Awareness pulsed through their joined hands and Marisa knew something like anxiety as his expression sharpened. For a moment he looked almost possessive. Then he was hauling her up, not waiting for her to find the purchase of another foothold.
His display of macho strength shouldn’t have made her heart hammer. When she’d been in training she’d known plenty of strong, ultra-fit men.

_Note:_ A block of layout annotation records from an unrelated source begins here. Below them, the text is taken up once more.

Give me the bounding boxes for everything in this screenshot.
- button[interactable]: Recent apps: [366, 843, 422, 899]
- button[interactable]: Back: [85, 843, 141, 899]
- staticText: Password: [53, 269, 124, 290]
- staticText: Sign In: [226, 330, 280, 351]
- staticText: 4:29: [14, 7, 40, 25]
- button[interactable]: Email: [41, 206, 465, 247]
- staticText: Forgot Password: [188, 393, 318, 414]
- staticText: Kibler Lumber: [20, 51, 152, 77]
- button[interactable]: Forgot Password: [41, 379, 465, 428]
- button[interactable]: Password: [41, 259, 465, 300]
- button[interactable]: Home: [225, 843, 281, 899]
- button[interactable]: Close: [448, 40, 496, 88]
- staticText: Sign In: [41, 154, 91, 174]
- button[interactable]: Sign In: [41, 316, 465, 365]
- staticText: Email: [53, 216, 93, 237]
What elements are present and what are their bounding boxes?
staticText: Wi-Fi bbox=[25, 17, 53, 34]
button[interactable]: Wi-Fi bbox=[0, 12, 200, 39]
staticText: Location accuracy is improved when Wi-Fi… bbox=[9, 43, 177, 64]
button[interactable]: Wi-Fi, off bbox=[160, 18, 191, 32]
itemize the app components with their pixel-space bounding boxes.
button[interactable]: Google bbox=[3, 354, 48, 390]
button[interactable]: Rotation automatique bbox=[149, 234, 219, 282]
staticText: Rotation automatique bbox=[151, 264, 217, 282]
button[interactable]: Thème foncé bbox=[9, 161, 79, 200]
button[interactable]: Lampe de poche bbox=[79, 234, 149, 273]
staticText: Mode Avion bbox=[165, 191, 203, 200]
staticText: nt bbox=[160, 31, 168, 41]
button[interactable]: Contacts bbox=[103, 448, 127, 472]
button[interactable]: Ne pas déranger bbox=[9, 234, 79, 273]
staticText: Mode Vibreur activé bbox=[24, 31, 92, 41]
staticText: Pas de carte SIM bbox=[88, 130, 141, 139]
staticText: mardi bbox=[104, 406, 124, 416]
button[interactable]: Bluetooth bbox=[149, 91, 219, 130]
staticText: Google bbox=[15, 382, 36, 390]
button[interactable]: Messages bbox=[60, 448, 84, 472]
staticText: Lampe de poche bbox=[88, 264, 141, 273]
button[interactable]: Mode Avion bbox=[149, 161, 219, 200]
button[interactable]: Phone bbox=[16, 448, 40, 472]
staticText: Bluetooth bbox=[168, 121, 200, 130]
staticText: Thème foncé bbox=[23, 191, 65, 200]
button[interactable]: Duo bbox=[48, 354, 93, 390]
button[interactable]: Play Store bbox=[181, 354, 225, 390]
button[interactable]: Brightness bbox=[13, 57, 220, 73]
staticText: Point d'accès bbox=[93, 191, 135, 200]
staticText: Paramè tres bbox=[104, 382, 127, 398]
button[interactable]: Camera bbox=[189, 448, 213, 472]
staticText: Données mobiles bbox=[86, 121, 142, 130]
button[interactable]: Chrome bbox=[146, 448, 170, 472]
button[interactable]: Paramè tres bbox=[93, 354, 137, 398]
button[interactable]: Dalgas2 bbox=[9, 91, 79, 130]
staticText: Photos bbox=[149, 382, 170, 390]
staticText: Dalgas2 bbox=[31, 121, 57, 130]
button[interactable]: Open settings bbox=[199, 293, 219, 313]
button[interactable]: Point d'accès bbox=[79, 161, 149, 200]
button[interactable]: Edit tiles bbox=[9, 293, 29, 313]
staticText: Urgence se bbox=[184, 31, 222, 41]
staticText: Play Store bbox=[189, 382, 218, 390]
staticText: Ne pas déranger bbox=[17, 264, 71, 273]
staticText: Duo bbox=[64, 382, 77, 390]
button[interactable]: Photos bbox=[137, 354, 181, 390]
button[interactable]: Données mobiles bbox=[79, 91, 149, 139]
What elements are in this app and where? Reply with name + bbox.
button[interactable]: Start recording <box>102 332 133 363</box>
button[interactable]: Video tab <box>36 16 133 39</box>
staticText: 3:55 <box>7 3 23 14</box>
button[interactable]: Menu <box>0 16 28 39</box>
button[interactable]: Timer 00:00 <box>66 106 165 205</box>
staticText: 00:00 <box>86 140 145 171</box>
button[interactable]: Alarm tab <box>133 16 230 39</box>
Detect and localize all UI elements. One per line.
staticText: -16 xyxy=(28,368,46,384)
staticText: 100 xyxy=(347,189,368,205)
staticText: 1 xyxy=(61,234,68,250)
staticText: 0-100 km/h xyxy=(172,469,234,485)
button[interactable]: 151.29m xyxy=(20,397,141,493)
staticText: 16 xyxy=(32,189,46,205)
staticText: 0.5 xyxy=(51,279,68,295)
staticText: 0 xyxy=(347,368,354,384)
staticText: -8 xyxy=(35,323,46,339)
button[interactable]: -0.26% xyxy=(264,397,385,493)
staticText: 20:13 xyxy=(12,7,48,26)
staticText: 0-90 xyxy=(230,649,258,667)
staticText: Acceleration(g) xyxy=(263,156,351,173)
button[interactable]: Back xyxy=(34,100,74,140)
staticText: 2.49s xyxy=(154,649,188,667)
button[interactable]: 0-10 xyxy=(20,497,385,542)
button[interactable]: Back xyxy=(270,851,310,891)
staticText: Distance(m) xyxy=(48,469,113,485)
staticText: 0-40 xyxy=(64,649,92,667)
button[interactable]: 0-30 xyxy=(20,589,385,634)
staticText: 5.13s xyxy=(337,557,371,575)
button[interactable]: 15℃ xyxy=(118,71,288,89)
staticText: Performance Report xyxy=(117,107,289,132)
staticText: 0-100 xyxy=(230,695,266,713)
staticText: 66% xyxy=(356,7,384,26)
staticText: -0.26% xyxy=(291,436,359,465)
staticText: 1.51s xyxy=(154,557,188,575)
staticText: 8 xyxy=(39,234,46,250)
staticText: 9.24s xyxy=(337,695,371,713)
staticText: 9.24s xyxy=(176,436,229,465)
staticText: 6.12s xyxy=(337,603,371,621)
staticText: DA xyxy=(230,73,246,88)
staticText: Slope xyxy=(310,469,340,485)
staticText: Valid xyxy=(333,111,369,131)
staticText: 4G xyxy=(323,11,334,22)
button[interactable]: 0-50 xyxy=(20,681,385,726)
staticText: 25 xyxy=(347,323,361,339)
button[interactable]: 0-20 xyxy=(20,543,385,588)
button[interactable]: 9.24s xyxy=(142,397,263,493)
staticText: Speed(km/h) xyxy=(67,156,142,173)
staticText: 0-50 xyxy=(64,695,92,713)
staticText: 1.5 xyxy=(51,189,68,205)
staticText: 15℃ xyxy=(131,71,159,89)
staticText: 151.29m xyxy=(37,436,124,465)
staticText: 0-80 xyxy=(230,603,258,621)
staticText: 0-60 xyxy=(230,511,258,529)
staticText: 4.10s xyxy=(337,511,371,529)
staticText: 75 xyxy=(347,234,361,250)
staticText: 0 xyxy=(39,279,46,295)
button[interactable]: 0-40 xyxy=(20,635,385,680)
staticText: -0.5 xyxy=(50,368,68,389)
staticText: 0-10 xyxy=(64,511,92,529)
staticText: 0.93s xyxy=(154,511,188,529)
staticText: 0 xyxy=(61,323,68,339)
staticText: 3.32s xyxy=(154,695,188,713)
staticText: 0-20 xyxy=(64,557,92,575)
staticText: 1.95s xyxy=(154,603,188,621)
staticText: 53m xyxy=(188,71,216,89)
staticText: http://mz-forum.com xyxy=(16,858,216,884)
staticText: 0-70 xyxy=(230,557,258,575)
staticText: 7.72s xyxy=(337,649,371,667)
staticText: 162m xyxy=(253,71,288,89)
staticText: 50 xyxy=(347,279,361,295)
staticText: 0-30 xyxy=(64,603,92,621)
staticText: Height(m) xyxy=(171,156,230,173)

But not one of them had made her feel as feminine and desirable as she did now, standing, grubby and out of breath, before this man.
His eyes held hers as he deftly undid her helmet and drew it away. The breeze riffled her damp hair, tugging strands across her face. She knew she looked a mess, but refused to primp. Instead she returned his stare, cataloguing achingly high cheekbones set aslant an arresting face of dark bronze, a long nose with more than a hint of the aquiline, a firm mouth, unsmiling now, and heavy-lidded eyes that looked as if they held untold secrets.
The way he looked at her, so intent, so direct, made her feel like he saw her—not the celebrity princess but the woman beneath, lost and alone.
No man had ever looked at her like that.
His gaze dropped to her mouth and her lips tingled. She swallowed hard, unprepared for the sexual need that swamped her as she inhaled his scent—clean, male sweat and something else—soap, perhaps—that reminded her of the sea.
‘Bem vinda, pequenina. Welcome, little one. I’m glad you decided to join me.’
* * *
She stood, looking up at him, her chin tilted, revealing the slender line of her pale throat. Her eyes, the purest azure he’d ever seen, held his, unblinking. And all the while his body tightened, impossibly aroused by the touch and sight of her.